Transgender individuals are underrepresented in neuro-oncology research. Little is known regarding the impact of GAHT on CNS tumor outcomes. 

Twelve patients (median age 29; sex assigned at birth: 8 male, 4 female) with glioblastoma (n=1), IDH-mutant astrocytoma (n=2), oligodendroglioma (n=2), ependymal tumors (n=2), pituitary adenoma (n=2), NF2-associated schwannoma/meningioma (n=1), and diffuse glioma with BRAF-V600E mutation (n=1) were included.
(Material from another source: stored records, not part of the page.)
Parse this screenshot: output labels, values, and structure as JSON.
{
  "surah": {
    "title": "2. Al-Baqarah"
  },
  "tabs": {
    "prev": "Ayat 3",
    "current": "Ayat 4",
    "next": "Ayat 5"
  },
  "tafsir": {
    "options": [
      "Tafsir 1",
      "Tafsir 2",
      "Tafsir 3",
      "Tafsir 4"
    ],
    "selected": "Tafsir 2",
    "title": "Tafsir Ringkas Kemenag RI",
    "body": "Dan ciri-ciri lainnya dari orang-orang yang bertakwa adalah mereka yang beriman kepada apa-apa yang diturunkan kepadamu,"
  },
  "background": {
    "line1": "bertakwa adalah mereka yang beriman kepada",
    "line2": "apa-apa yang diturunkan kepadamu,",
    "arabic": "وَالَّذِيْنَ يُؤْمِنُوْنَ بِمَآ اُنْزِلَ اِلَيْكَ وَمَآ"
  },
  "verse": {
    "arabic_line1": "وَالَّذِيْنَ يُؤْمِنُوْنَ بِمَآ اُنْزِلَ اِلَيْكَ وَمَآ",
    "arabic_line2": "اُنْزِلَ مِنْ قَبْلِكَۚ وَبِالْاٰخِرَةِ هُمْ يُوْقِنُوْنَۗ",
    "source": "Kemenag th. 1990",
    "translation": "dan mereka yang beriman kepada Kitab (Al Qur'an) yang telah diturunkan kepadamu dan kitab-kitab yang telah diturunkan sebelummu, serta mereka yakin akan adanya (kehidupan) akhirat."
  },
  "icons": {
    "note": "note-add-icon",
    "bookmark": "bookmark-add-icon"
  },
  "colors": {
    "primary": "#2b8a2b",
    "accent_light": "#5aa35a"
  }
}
Eight received feminizing GAHT (estrogen) and four masculinizing GAHT (testosterone). .  

Tumor-directed treatments included surgery (n=10), radiation therapy (n=6), and systemic therapy (n=7, using temozolomide, lomustine, ivosidenib, vorasidenib, lapatinib, bevacizumab). No increase in tumor treatment-related adverse events attributable to GAHT use were noted.. 
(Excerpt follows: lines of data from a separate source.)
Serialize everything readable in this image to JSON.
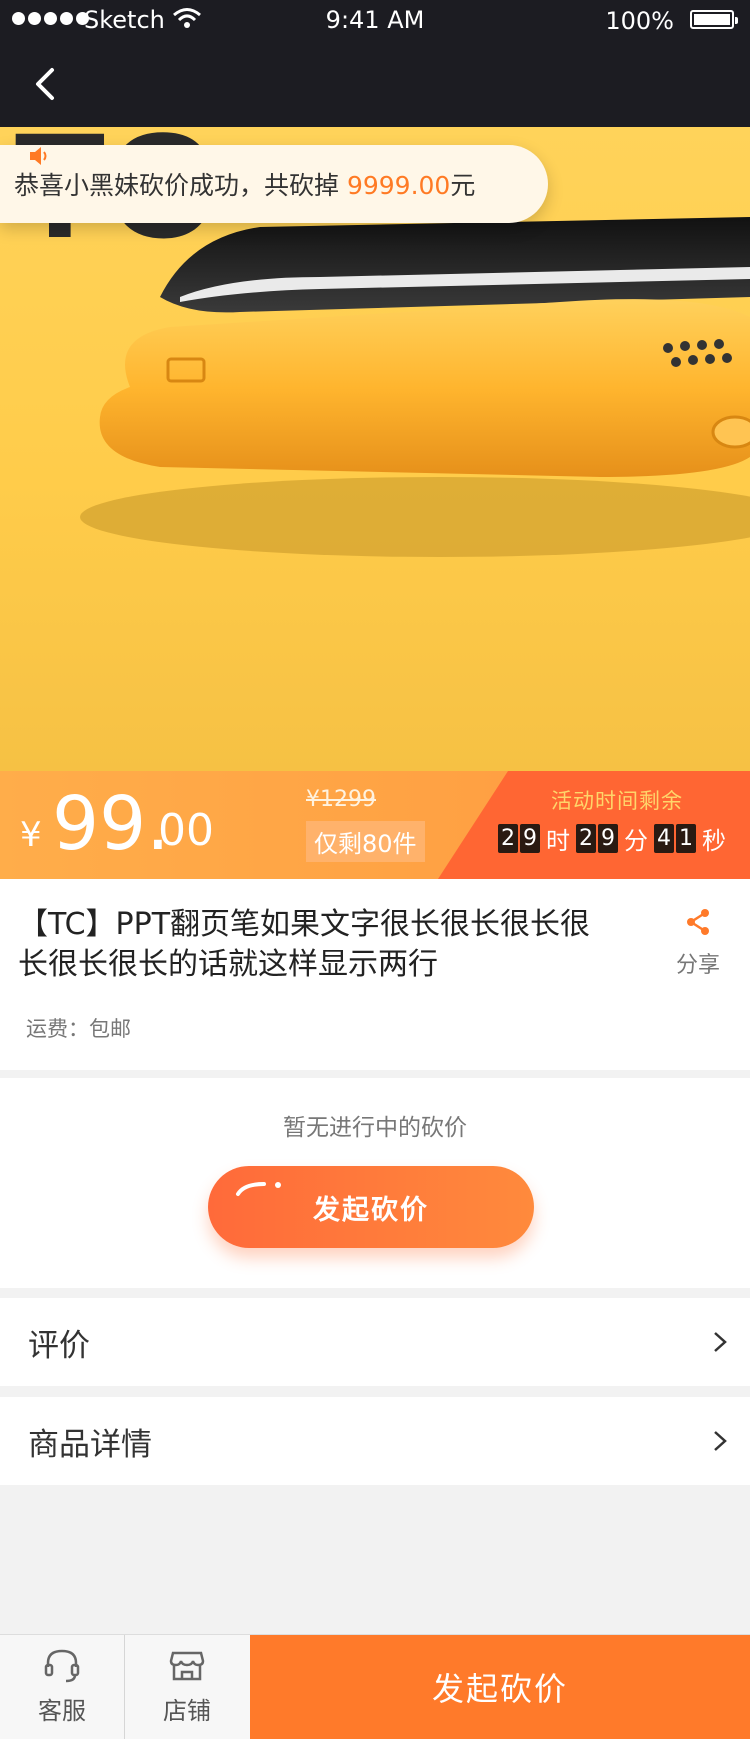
{
  "status_bar": {
    "carrier": "Sketch",
    "time": "9:41 AM",
    "battery": "100%"
  },
  "nav": {
    "back_icon": "chevron-left-icon"
  },
  "hero": {
    "toast": {
      "prefix": "恭喜小黑妹砍价成功，共砍掉 ",
      "amount": "9999.00",
      "suffix": "元"
    }
  },
  "price": {
    "currency": "¥",
    "integer": "99.",
    "decimal": "00",
    "original": "¥1299",
    "stock": "仅剩80件"
  },
  "countdown": {
    "title": "活动时间剩余",
    "hours": [
      "2",
      "9"
    ],
    "hours_unit": "时",
    "minutes": [
      "2",
      "9"
    ],
    "minutes_unit": "分",
    "seconds": [
      "4",
      "1"
    ],
    "seconds_unit": "秒"
  },
  "product": {
    "title": "【TC】PPT翻页笔如果文字很长很长很长很长很长很长的话就这样显示两行",
    "share_label": "分享",
    "shipping": "运费：包邮"
  },
  "bargain": {
    "empty_text": "暂无进行中的砍价",
    "start_button": "发起砍价"
  },
  "rows": [
    {
      "label": "评价"
    },
    {
      "label": "商品详情"
    }
  ],
  "bottom_bar": {
    "service_label": "客服",
    "shop_label": "店铺",
    "cta_label": "发起砍价"
  },
  "colors": {
    "accent": "#ff7a2a",
    "countdown_bg": "#ff6633",
    "hero_bg": "#ffcc4a"
  }
}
Six patients initiated feminizing GAHT before tumor diagnosis (median exposure 32 months, range:13-50) and continued GAHT after tumor identification. Within this group, only one patient with glioblastoma experienced tumor progression during follow up.  

Conclusions GAHT was well tolerated and not associated with accelerated tumor progression in most cases. The temporal association between estrogen exposure and symptom fluctuation in an NF2-associated meningioma highlights the need for individualized risk assessment and multidisciplinary care in this understudied population.